Red Potato

Sometimes, foxes pose for photographs beneath banners that spell out Happy Birthday.

Sometimes, it doesn’t even need to be your birthday to receive a relic from a corn goddess with hair made from coiled coconuts.

Sometimes, trees plant prayers inside their branches so if you sit beneath one long enough, you may start to understand the meaning of life.

Sometimes, you need to stop apologizing and just sing (even with eyes closed). It will feel like every single letter, misdirected or never written, suddenly arriving in your mailbox. And you will feel loved and listened and raw and cut-up and cut into and kissed all at once.

Sometimes, you need to confront. Tell a stranger that secret of what you did years 26 to 34. Dispose of your body behind a dumpster where you found that blue chair. Present a barely understandable presentation on the dissertation of your trauma. Call it something unpronounceable. See who remains.

Sometimes, you need to walk until enough blisters form to replicate the mountains you gaze up at. And you will trip over at least thirteen prairie dogs and leave half your hair in a bathroom no one uses just to see how closely people are paying attention.

On the back of a poem, there is a recipe called Red Potato.

Sometimes you wonder if life is a recipe and all of this (the tragic, the repent, the lies, the leftovers) are its ingredients. And the more you breathe, the better it tastes.
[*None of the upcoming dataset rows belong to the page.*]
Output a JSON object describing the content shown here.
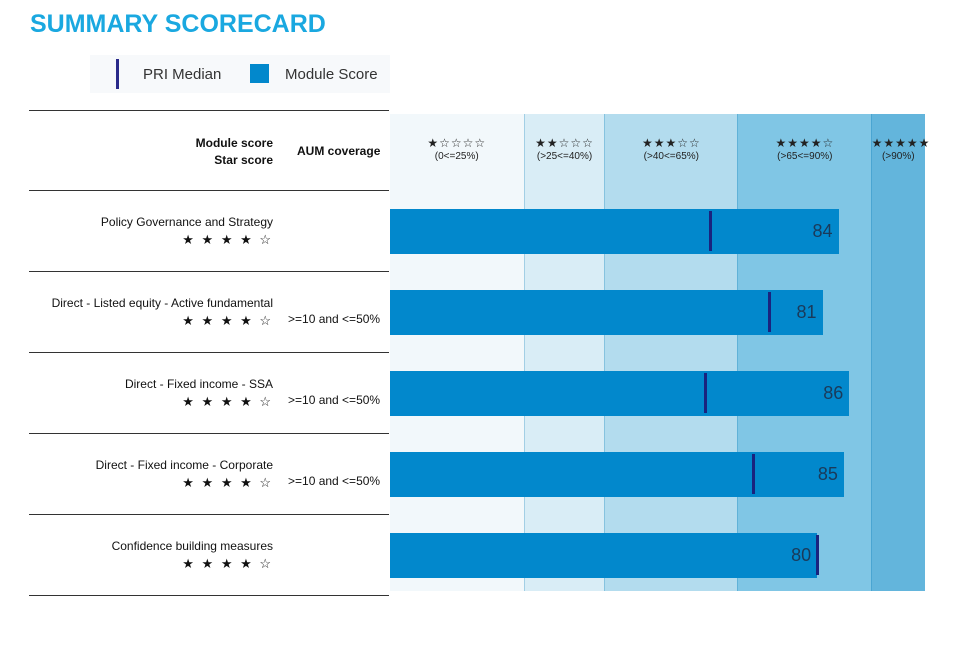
{
  "title": "SUMMARY SCORECARD",
  "legend": {
    "median": "PRI Median",
    "score": "Module Score"
  },
  "header": {
    "module_score": "Module score",
    "star_score": "Star score",
    "aum": "AUM coverage"
  },
  "chart_data": {
    "type": "bar",
    "orientation": "horizontal",
    "xlim": [
      0,
      100
    ],
    "colors": {
      "bar": "#0288cc",
      "median": "#1a237e"
    },
    "bands": [
      {
        "stars": "★☆☆☆☆",
        "label": "(0<=25%)",
        "from": 0,
        "to": 25,
        "color": "#f2f8fb"
      },
      {
        "stars": "★★☆☆☆",
        "label": "(>25<=40%)",
        "from": 25,
        "to": 40,
        "color": "#d9edf6"
      },
      {
        "stars": "★★★☆☆",
        "label": "(>40<=65%)",
        "from": 40,
        "to": 65,
        "color": "#b3dcee"
      },
      {
        "stars": "★★★★☆",
        "label": "(>65<=90%)",
        "from": 65,
        "to": 90,
        "color": "#80c6e5"
      },
      {
        "stars": "★★★★★",
        "label": "(>90%)",
        "from": 90,
        "to": 100,
        "color": "#63b5dc"
      }
    ],
    "rows": [
      {
        "name": "Policy Governance and Strategy",
        "stars": "★ ★ ★ ★ ☆",
        "aum": "",
        "score": 84,
        "median": 60
      },
      {
        "name": "Direct - Listed equity - Active fundamental",
        "stars": "★ ★ ★ ★ ☆",
        "aum": ">=10 and <=50%",
        "score": 81,
        "median": 71
      },
      {
        "name": "Direct - Fixed income - SSA",
        "stars": "★ ★ ★ ★ ☆",
        "aum": ">=10 and <=50%",
        "score": 86,
        "median": 59
      },
      {
        "name": "Direct - Fixed income - Corporate",
        "stars": "★ ★ ★ ★ ☆",
        "aum": ">=10 and <=50%",
        "score": 85,
        "median": 68
      },
      {
        "name": "Confidence building measures",
        "stars": "★ ★ ★ ★ ☆",
        "aum": "",
        "score": 80,
        "median": 80
      }
    ]
  }
}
Falling in Love with Garamond

“I’ve changed my font time and time again. And now it’s Ariel.”    –Eileen Myles

You used to be newspaper. Linear and predictable. A few verb tense issues but barely any spelling errors.

When you were living near the mountains, you grew fond of a poet with windy hair and red, red lipstick. Her voice was smoky and intellectual. You started carrying around a dictionary to look up the words decorating her sentences. It’s like she spoke a different version of English, one with linen napkins and foie gras. You both shared a love for Bukowski and chai tea. She always had scrapes on her knees and her fingernails were chewed.

When you shared one of your poems with her, she said, “It’d be better in Garamond.”

When she left, you looked up this word because you’d never heard it before and you weren’t sure if it was a color or perhaps a type of sonnet.

Once, she let you kiss her because it was a Tuesday, or because it was raining and you let her use your umbrella or maybe because she like you. But probably because of the rain.

Her lips tasted of Henry Miller and peppermint.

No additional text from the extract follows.